Is it central or peripheral factors that limit VO2Max? Give experimental evidence.
Central factors (i.e. the cardiorespiratory system). It is estimated that 70-85% of the limitation is linked to maximal cardiac output. Evidence for this:
- (Saltin, 1968):
- Compared maximal oxygen uptake during bedrest, when sedentary, and after training.
- Found that increased VO2Max when sedentary compared to bedrest was due to increased cardiac output, while the highest VO2Max after training was largely due to increased cardiac output and partly due to increased a-v O2 difference.
- (Saltin, 1985):
- Compared cardiac output and muscle blood flow during an isolation and compound exercise.
- When a small muscle mass is over perfused during during exercise, it has an extremely high (2-3 times greater) capacity for consuming oxygen.

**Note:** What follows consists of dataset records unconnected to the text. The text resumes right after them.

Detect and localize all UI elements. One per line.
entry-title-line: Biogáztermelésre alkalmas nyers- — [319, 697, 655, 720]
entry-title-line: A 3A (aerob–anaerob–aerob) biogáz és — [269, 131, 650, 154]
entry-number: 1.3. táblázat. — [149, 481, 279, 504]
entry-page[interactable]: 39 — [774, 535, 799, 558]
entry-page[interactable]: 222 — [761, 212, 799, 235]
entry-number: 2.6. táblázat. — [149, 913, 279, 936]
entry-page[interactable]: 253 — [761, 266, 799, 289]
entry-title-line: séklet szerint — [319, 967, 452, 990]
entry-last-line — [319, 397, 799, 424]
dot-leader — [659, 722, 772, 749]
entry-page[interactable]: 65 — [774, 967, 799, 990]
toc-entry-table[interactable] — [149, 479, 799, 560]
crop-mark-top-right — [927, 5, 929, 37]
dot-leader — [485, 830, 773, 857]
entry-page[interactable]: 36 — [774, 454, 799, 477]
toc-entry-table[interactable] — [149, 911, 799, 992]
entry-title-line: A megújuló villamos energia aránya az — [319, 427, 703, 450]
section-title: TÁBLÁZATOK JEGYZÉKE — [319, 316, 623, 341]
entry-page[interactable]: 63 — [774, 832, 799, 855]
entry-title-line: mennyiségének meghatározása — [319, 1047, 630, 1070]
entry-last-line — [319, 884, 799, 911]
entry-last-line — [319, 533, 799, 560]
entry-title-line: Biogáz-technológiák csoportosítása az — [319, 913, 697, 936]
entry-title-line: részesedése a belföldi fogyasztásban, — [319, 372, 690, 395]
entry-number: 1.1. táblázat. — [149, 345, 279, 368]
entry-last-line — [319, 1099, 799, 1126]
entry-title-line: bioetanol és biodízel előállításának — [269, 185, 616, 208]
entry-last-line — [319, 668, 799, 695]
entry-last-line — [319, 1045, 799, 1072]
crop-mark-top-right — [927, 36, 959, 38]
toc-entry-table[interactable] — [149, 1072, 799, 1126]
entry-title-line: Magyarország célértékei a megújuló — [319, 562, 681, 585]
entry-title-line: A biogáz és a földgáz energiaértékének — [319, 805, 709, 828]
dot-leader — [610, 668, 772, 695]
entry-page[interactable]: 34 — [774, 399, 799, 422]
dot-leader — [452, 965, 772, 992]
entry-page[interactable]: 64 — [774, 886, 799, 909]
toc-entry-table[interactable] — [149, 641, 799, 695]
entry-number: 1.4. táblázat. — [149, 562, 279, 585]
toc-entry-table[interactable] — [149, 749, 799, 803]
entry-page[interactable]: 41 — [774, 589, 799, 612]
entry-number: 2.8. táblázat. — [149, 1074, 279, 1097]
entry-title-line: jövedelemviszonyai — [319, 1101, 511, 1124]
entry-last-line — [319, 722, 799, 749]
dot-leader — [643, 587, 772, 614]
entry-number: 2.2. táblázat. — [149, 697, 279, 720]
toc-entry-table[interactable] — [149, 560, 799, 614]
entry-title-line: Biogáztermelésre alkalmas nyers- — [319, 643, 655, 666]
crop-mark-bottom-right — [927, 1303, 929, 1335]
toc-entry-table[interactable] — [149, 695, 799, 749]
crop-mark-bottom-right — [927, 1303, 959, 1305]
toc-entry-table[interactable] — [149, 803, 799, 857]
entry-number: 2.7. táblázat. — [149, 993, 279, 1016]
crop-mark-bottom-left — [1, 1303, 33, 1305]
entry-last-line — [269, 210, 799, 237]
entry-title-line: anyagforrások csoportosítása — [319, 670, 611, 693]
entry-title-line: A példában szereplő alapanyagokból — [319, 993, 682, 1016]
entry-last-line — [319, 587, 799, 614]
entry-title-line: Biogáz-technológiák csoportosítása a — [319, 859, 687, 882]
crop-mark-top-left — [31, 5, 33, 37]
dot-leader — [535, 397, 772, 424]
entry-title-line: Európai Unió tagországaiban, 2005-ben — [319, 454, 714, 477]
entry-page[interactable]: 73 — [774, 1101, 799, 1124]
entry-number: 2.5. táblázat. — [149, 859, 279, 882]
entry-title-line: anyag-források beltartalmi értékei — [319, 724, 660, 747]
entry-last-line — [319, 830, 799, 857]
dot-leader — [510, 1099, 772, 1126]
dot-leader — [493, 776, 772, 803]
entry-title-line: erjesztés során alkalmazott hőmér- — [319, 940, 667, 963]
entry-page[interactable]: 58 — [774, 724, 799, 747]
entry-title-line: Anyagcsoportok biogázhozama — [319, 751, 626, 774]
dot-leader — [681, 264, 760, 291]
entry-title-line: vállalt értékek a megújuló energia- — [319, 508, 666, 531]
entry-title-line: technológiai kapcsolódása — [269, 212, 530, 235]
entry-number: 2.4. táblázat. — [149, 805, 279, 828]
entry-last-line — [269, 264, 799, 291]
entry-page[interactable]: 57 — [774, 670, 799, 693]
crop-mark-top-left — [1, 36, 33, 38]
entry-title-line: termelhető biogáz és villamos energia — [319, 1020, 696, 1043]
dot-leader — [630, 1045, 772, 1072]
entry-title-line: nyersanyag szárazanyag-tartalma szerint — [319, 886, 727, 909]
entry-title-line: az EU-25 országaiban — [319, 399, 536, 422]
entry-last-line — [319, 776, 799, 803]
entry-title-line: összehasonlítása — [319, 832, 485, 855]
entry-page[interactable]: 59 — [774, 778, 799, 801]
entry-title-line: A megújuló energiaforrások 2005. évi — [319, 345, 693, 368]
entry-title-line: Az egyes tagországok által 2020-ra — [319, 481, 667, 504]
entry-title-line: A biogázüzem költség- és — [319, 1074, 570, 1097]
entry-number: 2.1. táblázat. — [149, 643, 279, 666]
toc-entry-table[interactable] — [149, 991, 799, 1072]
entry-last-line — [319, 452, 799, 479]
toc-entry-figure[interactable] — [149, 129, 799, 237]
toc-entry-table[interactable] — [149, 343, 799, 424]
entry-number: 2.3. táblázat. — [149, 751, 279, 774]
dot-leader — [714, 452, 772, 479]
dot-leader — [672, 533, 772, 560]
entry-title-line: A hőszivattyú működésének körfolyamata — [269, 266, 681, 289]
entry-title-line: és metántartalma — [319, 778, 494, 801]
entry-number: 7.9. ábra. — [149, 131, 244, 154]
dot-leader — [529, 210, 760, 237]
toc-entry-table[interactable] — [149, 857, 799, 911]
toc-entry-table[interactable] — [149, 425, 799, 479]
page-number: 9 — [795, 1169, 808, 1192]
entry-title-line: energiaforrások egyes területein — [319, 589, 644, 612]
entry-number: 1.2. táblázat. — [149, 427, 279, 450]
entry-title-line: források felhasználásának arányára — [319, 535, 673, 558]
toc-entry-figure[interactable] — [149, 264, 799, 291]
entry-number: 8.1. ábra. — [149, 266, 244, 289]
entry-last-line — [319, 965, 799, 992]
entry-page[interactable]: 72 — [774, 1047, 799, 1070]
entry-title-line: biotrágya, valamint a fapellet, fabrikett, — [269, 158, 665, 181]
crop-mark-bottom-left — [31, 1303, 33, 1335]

- Demonstrates that muscle’s capacity to utilise oxygen is greater than the pumping capacity of the heart, so the cardiorespiratory system is the limiting factor.
What is the purpose of metabolic and oxidative enzymatic adaptations in skeletal muscle?
- Because of the increase in mitochondria and metabolic enzymes activity/expression, exercise at the same work rate elicits smaller disturbances in the trained muscles.
- This means that exercise at a given percentage of VO2Max can be sustained for a longer time.